En revanche, ceux qui massacrent leurs concitoyens à la kalachnikov simplement parce qu’ils les jugent «mécréants» ou «sataniques» ne sont pas disposés à obéir aux lois de leur pays, pas même à un César! Leur idéologie eschatologique n’est pas de ce monde, ils ne s’inscrivent dans aucune démarche politique, ce qui rend toute négociation impossible. C‘est pour cela que le djihadisme «homegrown» représente un défi sans précédent pour le corps social français, quand bien même il n’implique que quelques centaines ou milliers d’individus.

La question de la mondialisation rend-elle la situation présente totalement inédite?

Le djihadisme comme idéologie religieuse aussi bien que comme fait social total est presque aussi ancien que l’islam sans pour autant lui être consubstantiel. Il me semble néanmoins que sa grande résurgence depuis la fin des années 1980 s’explique au moins autant par la mondialisation des échanges et de l’information que par la fin de la guerre froide et du monde bipolaire. En effet le djihadisme a tout d’une «guerre civile mondiale» au sens où l’entendait Carl Schmitt: il s’agit d’une idéologie pensée globalement et agie localement. Le caractère «universaliste» et global du djihadisme ne fait pas de doute même si, contrairement au marxisme-léninisme, autre idéologie à vocation universelle, le djihadisme n’a rien de politique, et se veut même anti-politique: sa raison d’être réside davantage dans le jugement dernier que dans l’advenue d’une société meilleure. Il n’en demeure pas moins que cette idéologie pensée globalement est agie localement.

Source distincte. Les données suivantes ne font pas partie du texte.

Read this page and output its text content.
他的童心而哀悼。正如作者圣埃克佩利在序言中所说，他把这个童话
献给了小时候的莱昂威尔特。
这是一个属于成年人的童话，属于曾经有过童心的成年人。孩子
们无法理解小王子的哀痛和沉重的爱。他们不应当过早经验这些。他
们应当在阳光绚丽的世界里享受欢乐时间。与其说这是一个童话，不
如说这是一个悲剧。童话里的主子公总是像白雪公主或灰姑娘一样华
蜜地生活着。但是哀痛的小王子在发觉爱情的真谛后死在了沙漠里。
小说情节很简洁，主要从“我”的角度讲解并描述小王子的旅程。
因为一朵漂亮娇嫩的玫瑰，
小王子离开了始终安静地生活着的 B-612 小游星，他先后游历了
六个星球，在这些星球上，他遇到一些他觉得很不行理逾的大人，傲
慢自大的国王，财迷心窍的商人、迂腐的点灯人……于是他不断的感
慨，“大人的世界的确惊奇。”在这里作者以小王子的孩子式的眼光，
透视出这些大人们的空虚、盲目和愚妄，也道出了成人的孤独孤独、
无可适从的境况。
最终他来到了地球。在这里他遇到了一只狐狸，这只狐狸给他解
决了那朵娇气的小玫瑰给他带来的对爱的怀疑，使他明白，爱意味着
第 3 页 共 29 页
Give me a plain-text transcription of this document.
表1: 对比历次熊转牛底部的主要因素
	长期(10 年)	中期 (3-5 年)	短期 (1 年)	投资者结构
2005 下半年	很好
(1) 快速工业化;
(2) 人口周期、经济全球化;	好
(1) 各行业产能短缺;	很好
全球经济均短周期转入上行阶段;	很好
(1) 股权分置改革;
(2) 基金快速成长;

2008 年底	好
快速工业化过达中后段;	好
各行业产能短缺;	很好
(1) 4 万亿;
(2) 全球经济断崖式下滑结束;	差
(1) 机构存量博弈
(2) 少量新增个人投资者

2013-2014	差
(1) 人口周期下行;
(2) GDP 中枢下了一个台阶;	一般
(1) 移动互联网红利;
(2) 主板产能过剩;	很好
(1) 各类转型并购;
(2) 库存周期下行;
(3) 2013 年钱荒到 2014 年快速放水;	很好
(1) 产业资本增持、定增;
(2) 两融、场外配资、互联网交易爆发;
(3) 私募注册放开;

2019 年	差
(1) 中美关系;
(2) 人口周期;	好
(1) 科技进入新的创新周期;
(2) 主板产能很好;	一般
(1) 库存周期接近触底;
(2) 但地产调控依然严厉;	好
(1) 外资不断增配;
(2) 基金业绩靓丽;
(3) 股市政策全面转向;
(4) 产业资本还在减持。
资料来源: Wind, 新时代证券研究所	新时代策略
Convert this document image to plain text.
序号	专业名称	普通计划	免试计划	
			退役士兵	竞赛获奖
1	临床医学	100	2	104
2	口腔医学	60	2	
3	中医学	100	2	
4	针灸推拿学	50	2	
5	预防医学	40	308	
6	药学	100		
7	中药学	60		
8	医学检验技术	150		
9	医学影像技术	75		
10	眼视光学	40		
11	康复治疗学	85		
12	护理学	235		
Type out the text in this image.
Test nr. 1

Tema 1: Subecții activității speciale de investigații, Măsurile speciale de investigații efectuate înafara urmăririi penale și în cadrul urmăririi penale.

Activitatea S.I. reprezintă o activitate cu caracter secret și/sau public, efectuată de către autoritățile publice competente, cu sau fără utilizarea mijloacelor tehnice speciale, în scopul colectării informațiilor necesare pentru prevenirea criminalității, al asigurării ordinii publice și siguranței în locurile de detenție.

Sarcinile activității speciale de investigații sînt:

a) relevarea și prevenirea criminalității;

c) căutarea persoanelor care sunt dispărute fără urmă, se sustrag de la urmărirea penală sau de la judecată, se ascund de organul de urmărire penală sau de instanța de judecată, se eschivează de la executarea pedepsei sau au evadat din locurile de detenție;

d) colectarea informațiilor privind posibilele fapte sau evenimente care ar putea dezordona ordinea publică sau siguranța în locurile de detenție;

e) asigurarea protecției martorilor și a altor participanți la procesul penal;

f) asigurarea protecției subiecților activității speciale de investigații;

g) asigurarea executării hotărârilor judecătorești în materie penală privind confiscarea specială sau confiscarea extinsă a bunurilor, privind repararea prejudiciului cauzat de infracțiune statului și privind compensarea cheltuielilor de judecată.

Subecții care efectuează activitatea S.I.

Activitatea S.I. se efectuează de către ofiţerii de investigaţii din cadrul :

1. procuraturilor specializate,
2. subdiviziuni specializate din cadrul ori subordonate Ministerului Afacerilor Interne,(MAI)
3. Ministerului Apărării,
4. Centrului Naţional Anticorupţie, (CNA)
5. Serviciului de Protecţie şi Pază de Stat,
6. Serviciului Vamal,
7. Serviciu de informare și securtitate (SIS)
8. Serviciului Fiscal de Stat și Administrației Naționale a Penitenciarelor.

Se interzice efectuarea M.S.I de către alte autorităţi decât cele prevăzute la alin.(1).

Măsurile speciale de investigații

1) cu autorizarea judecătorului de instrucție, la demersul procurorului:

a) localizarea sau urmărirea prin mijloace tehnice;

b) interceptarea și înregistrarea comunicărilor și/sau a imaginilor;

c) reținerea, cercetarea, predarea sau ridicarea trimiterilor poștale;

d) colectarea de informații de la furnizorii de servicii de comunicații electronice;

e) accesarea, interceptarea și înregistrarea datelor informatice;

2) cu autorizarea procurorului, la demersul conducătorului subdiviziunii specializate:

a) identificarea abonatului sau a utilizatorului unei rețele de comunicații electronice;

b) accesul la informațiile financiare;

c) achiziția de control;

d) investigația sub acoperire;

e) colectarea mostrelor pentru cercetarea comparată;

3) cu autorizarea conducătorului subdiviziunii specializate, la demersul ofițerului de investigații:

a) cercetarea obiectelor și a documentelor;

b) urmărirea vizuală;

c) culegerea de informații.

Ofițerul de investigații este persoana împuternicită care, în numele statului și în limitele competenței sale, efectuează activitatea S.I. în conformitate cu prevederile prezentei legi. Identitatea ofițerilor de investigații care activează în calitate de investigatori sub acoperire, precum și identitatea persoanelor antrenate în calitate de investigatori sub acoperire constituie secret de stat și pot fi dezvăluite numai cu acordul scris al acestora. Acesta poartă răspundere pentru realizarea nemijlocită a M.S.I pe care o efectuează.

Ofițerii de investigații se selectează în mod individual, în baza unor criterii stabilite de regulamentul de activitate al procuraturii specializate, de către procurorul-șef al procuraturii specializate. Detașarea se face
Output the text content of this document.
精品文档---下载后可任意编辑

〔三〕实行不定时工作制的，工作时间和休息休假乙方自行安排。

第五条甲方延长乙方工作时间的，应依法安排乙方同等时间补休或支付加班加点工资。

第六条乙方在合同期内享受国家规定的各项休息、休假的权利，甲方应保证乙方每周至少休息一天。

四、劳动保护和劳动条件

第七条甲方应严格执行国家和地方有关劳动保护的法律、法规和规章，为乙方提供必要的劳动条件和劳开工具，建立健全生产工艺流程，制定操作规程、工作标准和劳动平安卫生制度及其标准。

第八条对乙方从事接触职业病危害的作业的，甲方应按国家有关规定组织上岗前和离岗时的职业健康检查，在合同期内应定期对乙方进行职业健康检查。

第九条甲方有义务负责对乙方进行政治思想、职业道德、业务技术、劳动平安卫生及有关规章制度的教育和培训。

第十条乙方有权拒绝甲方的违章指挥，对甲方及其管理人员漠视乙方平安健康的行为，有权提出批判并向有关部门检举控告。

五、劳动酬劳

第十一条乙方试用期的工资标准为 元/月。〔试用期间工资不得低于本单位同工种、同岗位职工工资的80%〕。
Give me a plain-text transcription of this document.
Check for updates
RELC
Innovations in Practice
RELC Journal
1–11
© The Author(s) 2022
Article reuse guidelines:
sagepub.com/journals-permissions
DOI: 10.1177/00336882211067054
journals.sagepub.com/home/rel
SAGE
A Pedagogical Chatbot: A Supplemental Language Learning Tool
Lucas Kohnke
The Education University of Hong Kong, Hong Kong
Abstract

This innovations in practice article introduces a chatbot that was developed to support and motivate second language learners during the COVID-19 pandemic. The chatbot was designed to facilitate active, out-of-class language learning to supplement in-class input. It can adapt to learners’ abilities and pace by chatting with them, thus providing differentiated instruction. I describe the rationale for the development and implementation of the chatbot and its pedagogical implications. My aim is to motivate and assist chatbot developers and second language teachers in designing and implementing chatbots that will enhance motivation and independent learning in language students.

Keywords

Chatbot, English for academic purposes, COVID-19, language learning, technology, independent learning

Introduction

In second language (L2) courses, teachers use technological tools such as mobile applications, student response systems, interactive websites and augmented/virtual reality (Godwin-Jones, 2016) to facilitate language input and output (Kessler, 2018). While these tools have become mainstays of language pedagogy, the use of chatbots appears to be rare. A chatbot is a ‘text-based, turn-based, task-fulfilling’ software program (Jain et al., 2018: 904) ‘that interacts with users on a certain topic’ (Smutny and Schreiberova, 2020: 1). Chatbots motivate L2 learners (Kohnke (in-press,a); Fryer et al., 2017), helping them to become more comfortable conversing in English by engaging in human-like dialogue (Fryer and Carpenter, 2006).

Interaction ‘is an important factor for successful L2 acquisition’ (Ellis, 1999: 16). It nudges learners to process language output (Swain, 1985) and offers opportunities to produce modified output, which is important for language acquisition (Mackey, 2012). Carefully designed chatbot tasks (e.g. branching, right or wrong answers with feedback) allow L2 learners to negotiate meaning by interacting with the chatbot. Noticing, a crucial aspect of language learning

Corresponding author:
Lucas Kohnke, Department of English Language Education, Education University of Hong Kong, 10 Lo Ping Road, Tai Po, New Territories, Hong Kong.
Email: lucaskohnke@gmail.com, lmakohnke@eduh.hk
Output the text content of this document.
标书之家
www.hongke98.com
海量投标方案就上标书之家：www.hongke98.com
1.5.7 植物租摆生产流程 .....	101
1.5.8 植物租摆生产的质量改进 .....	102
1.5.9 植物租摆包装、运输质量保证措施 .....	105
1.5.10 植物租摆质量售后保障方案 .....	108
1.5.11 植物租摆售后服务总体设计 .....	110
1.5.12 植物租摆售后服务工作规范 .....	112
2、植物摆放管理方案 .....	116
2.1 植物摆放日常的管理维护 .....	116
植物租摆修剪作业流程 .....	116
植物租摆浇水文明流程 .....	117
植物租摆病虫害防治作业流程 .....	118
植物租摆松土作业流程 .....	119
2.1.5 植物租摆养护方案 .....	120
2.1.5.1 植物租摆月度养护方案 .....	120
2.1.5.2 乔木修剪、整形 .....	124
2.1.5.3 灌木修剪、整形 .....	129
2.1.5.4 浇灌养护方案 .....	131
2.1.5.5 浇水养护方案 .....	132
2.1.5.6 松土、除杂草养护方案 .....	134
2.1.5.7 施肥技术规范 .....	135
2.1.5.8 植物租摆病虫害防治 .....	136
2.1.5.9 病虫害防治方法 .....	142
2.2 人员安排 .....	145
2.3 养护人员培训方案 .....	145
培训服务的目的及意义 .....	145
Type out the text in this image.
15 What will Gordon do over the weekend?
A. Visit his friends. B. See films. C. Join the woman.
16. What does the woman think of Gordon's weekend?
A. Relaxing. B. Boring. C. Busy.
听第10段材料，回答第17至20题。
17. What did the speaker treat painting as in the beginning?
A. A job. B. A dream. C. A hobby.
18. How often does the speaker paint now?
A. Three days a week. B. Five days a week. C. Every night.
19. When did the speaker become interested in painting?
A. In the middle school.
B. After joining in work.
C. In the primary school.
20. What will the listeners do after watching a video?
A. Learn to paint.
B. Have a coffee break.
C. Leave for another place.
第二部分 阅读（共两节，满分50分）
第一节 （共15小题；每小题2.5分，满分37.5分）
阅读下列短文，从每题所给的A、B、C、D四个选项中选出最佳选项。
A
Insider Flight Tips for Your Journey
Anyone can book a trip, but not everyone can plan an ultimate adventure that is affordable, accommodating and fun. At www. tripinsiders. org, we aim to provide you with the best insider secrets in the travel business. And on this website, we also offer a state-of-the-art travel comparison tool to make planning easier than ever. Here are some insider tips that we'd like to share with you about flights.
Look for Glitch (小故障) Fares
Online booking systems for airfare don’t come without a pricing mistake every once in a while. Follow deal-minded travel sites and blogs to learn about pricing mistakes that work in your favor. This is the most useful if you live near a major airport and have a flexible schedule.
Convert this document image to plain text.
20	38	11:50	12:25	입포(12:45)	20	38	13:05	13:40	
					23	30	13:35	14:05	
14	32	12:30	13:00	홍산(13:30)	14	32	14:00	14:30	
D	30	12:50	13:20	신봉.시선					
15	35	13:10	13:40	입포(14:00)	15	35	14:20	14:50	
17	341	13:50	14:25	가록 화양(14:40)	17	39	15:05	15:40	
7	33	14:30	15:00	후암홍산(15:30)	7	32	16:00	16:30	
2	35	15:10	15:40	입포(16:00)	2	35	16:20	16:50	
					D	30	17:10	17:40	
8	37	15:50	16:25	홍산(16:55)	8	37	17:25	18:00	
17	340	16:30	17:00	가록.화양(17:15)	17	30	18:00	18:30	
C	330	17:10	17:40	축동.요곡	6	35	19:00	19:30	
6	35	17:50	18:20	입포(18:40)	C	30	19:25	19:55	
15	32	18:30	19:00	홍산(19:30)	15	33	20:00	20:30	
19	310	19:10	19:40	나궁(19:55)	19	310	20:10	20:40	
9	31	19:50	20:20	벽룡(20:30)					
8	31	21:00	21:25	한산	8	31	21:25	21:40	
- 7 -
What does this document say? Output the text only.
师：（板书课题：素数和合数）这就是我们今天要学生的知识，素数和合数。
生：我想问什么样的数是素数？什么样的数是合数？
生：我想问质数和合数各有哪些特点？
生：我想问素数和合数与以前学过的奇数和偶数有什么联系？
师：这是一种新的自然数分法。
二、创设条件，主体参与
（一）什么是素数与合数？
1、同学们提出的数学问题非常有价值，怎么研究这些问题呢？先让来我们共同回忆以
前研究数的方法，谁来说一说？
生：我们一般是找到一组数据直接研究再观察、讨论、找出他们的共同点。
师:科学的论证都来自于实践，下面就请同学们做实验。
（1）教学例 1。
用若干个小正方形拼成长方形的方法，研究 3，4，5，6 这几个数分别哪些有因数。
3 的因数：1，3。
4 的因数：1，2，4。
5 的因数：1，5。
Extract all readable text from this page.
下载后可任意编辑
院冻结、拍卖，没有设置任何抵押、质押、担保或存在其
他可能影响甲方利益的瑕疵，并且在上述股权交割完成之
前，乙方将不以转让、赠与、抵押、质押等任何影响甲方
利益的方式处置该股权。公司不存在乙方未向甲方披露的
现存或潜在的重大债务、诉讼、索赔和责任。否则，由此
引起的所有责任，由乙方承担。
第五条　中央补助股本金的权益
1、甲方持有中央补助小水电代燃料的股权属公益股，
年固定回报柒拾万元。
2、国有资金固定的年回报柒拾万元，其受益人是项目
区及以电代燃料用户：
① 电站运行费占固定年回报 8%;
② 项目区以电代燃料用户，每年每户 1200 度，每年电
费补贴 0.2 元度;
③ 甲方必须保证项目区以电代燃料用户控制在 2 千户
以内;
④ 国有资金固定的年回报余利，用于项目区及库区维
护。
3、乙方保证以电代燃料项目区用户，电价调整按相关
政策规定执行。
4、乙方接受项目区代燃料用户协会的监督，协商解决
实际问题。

Elle est fondamentalement réticulaire et rhizomique: il y a du djihad partout où il y a des marges, des zones grises, des zones tribales où l’État est faible voire n’a jamais existé. C’est dans ces zones qui prospèrent les nouvelles «asabiyya» djihadistes, porteuses localement des germes d’une guerre civile à connotation confessionnelle, mais qui se veut de résonance mondiale. Ces zones peuvent être aussi bien les montagnes d’Afghanistan, où l’État n’a jamais existé, que les «banlieues» occidentales de toute sorte, où l’État s’est montré incapable de pourvoir aux besoins des populations, aussi bien sur le plan économique que de la sûreté. La puissance de cette idéologie messianique qu’est le djihadisme, c’est donc sa plasticité: avec la globalisation des échanges et de la communication, elle est comme un poisson dans l’eau.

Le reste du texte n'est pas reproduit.